А народу-то собралось порядочно, хоть и многие скоро начинают зевать.
Эрик искренне им завидует.
— Жена, братья и сестры, становится неплодной после сношения с семью мужами, — привычно и чётко, хоть и непомерно тоскливо, вещает он с деревянной кафедры, — и слышит, что по пёстрому собранию катится волна удивлённого шёпота.
Винно-рыжая молодая женщина, устроившаяся в передних рядах прямо на полу и жадно глотающая каждое слово, после услышанного явно теряется и сосредоточенно загибает тонкие пальцы.
Рука заканчивается так же быстро, как и вторая.
— А если больше, то что будет?
— Вы что-то спросили, сестра? — Брат Эрик участливо смотрит в её сторону — несложно разглядеть короткие кудри, которые пылают огнём.
— Интерес просто. Или заболею? Заболеть и так можно, если не следить. — Девица озадаченно чешет широкий лоб. — Да и разве оно заметно?
— Во-первых, — миссионер морщится и старается смотреть ей в лицо: подол яркого платья у женщины чересчур короток, а ноги по-мужски широко расставлены, — не пристало бы находиться в доме божьем в таком виде, сестра моя. Во-вторых, это можно проверить.
Скептическое дополнение «вроде как» Эрик решает деликатно замолчать и тут же жалеет об этом.
Где-то с краю девчонка лет шестнадцати на вид, худая и веснушчатая, тянет за шиворот сидящую рядом соседку и слишком громким шёпотом выясняет детали, которым явно не пристало бы звучать в доме божьем.
— Проверить можно только одно. Было или нет, — чешет в затылке девица. — И то не всегда.
— Ну, — Эрик решает быть честнее, — так считают в нашей вере. После седьмого мужа женщине не зачать дитя.
— У-у, что-то не верится, — вздыхает рослый тихий мужчина со шрамом поперёк подбородка.
— А к мужикам это относится?
Рыжая не унимается, и брат Эрик чувствует, что глаза закатываются в потолок.
— Мы говорим о женщине!
— А как это становится видно?
Теперь в разговор вклинивается белобрысый мальчишка, высунувшийся из-за плеча долговязой, всю проповедь неизменно спокойной женщины в шляпе.
— Тайное всегда будет явным! — воздевает палец брат Эрик. — Проводится про…
— И зачем это нужно? — резонным тоном вопрошает женщина в шляпе, внимательно глядя из-под широкой соломенной полы и скучающе куря с грубоватой оттяжкой. — Крекер, веди себя пристойно.
— Пф, вот ещё, сестра.
Впрочем, мальчишка шмыгает обгоревшим носом и послушно повисает на её тонком плече.
— Потому что так принято. — Миссионер в третий раз за сегодняшний день думает, что мать была права и ему стоило остаться на Батерилло разводить пчёл — те бы, конечно, кусались, но это было бы значительно меньшим мученьем.

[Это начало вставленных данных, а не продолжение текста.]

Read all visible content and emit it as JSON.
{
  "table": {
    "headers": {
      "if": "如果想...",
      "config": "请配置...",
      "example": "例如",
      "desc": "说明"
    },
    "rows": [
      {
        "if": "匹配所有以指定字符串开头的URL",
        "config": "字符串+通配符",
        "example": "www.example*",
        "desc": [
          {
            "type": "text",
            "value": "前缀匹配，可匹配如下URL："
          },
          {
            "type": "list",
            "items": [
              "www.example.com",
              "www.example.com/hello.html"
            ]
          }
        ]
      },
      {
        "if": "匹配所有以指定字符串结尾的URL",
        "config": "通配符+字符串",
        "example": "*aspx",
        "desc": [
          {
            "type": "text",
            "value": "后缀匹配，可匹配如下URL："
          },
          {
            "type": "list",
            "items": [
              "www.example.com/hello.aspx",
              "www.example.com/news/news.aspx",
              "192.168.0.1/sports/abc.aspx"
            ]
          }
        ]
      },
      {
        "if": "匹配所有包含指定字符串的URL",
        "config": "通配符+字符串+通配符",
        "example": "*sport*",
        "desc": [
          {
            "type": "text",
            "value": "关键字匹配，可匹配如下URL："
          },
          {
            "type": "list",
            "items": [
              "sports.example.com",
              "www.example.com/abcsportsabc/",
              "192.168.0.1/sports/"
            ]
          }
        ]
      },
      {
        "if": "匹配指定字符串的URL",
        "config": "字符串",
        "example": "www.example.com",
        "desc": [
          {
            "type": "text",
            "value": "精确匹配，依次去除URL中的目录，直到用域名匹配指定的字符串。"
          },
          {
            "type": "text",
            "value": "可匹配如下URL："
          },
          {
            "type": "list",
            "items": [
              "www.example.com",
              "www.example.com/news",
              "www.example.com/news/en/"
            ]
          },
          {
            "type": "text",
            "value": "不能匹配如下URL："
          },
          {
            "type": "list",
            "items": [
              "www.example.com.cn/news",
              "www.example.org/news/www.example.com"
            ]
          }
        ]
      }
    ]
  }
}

Или, может, надо было принять другую веру, а не кварту? — И, прошу прощения, не курите в храме!
— Если девушку никто не любил, значит, она никому не нужна, — рассудительно и хрипло сообщает курильщица, послушно туша сигарету об каблук — в отличие от рыжей, она куда больше походит на береговую леди и точно бы сошла за неё, если бы кружевной вырез её плотного полосатого платья был не так глубок.
— До свадьбы положено хранить верность, сестра!
— Зачем?
Необходимость говорить по книге и постулатам веры начинает сбивать с толку.
— Так у нас написано.
— Много что написано, — снова слышится мужской голос.

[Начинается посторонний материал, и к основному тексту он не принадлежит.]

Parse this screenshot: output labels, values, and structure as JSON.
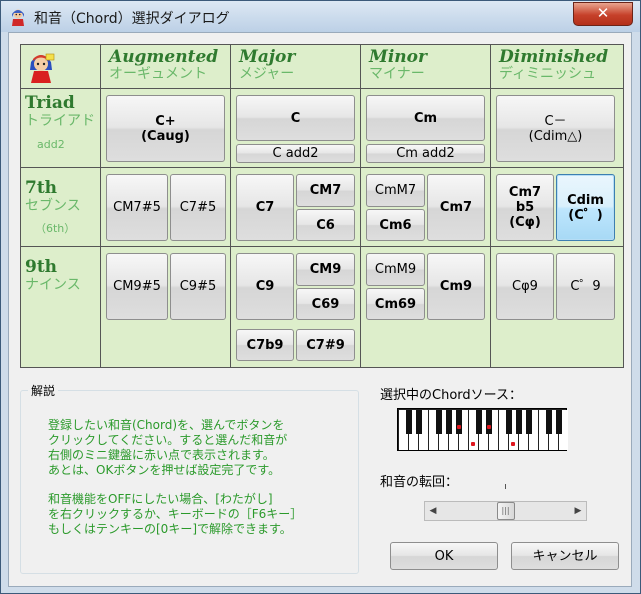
{
  "window": {
    "title": "和音（Chord）選択ダイアログ",
    "close_glyph": "✕"
  },
  "columns": [
    {
      "en": "Augmented",
      "ja": "オーギュメント"
    },
    {
      "en": "Major",
      "ja": "メジャー"
    },
    {
      "en": "Minor",
      "ja": "マイナー"
    },
    {
      "en": "Diminished",
      "ja": "ディミニッシュ"
    }
  ],
  "rows": {
    "triad": {
      "en": "Triad",
      "ja": "トライアド",
      "sub": "add2"
    },
    "seventh": {
      "en": "7th",
      "ja": "セブンス",
      "sub": "（6th）"
    },
    "ninth": {
      "en": "9th",
      "ja": "ナインス"
    }
  },
  "chords": {
    "aug_triad": "C+\n(Caug)",
    "maj_triad": "C",
    "maj_add2": "C add2",
    "min_triad": "Cm",
    "min_add2": "Cm add2",
    "dim_triad": "C－\n(Cdim△)",
    "aug_7_a": "CM7#5",
    "aug_7_b": "C7#5",
    "maj_7": "C7",
    "maj_m7": "CM7",
    "maj_6": "C6",
    "min_mm7": "CmM7",
    "min_m6": "Cm6",
    "min_m7": "Cm7",
    "dim_7_a": "Cm7\nb5\n(Cφ)",
    "dim_7_b": "Cdim\n(C゜)",
    "aug_9_a": "CM9#5",
    "aug_9_b": "C9#5",
    "maj_9": "C9",
    "maj_m9": "CM9",
    "maj_69": "C69",
    "maj_7b9": "C7b9",
    "maj_7s9": "C7#9",
    "min_mm9": "CmM9",
    "min_m69": "Cm69",
    "min_m9": "Cm9",
    "dim_9_a": "Cφ9",
    "dim_9_b": "C゜9"
  },
  "description": {
    "label": "解説",
    "lines": [
      "登録したい和音(Chord)を、選んでボタンを",
      "クリックしてください。すると選んだ和音が",
      "右側のミニ鍵盤に赤い点で表示されます。",
      "あとは、OKボタンを押せば設定完了です。",
      "和音機能をOFFにしたい場合、[わたがし]",
      "を右クリックするか、キーボードの［F6キー］",
      "もしくはテンキーの[0キー]で解除できます。"
    ]
  },
  "source_label": "選択中のChordソース：",
  "inversion_label": "和音の転回：",
  "inversion": {
    "position": 0.5
  },
  "piano": {
    "highlighted_white_keys": [
      7,
      11
    ],
    "highlighted_black_keys": [
      5,
      8
    ]
  },
  "buttons": {
    "ok": "OK",
    "cancel": "キャンセル"
  },
  "icons": {
    "app": "mascot-icon",
    "close": "close-icon",
    "thumb": "grip-icon"
  }
}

— Интересно же, святой брат!
— Впервые такое слышим.
— А если вот этак, то в счёт?
— Неучи морские! — Нервы обрываются, печально звякнув «до свидания». — Вы хоть видели в глаза чужие писания?
Где-то у прохода аккуратно сползает со скамьи и лезет под приступку смуглый и вихрастый тонконогий мальчишка лет десяти: он явно пытается быть тихим, но получается у него очень плохо.

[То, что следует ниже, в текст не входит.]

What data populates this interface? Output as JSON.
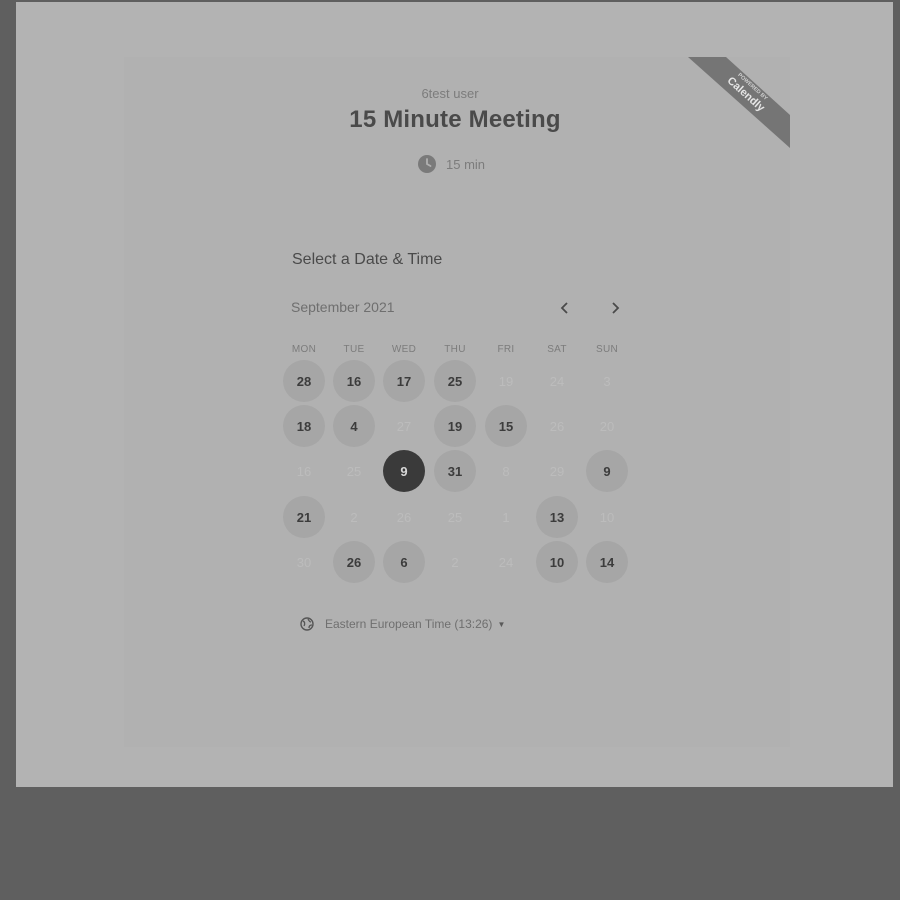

— Пер, братишка, это не у твоего младшего опять сбежала ручная ящерица? — щурится женщина в шляпе, оглядываясь через плечо. — Может, успокоишь ребёнка?
Худой и востроносый стройный мужчина в яркой зелёной рубашке, неприкрыто зевая, отмахивается.
— Да пускай бежит, Амандо! Примерно то же самое я постоянно слышал от нашей маман, дорогая, так что нет!
Мальчик с гиканьем шустро скачет за задние скамьи.
— Молодой человек, потрудитесь вернуться на место! Так сложно дотерпеть до полудня?
— Не обращайте внимания, — миролюбиво замечает Амандо, — он быстро.
Брату Эрику очень сильно хочется превратиться в птицу, всё выбросить и улететь отсюда.
Лиг за сорок.
В море.
— А почему семь, а не девять? — влезает в разговор плохо остриженная и нескладная кадыкастая девчонка, одна из двух близняшек.
— Потому что! Семь раз отмерь, один отрежь. Один семерых ждёт…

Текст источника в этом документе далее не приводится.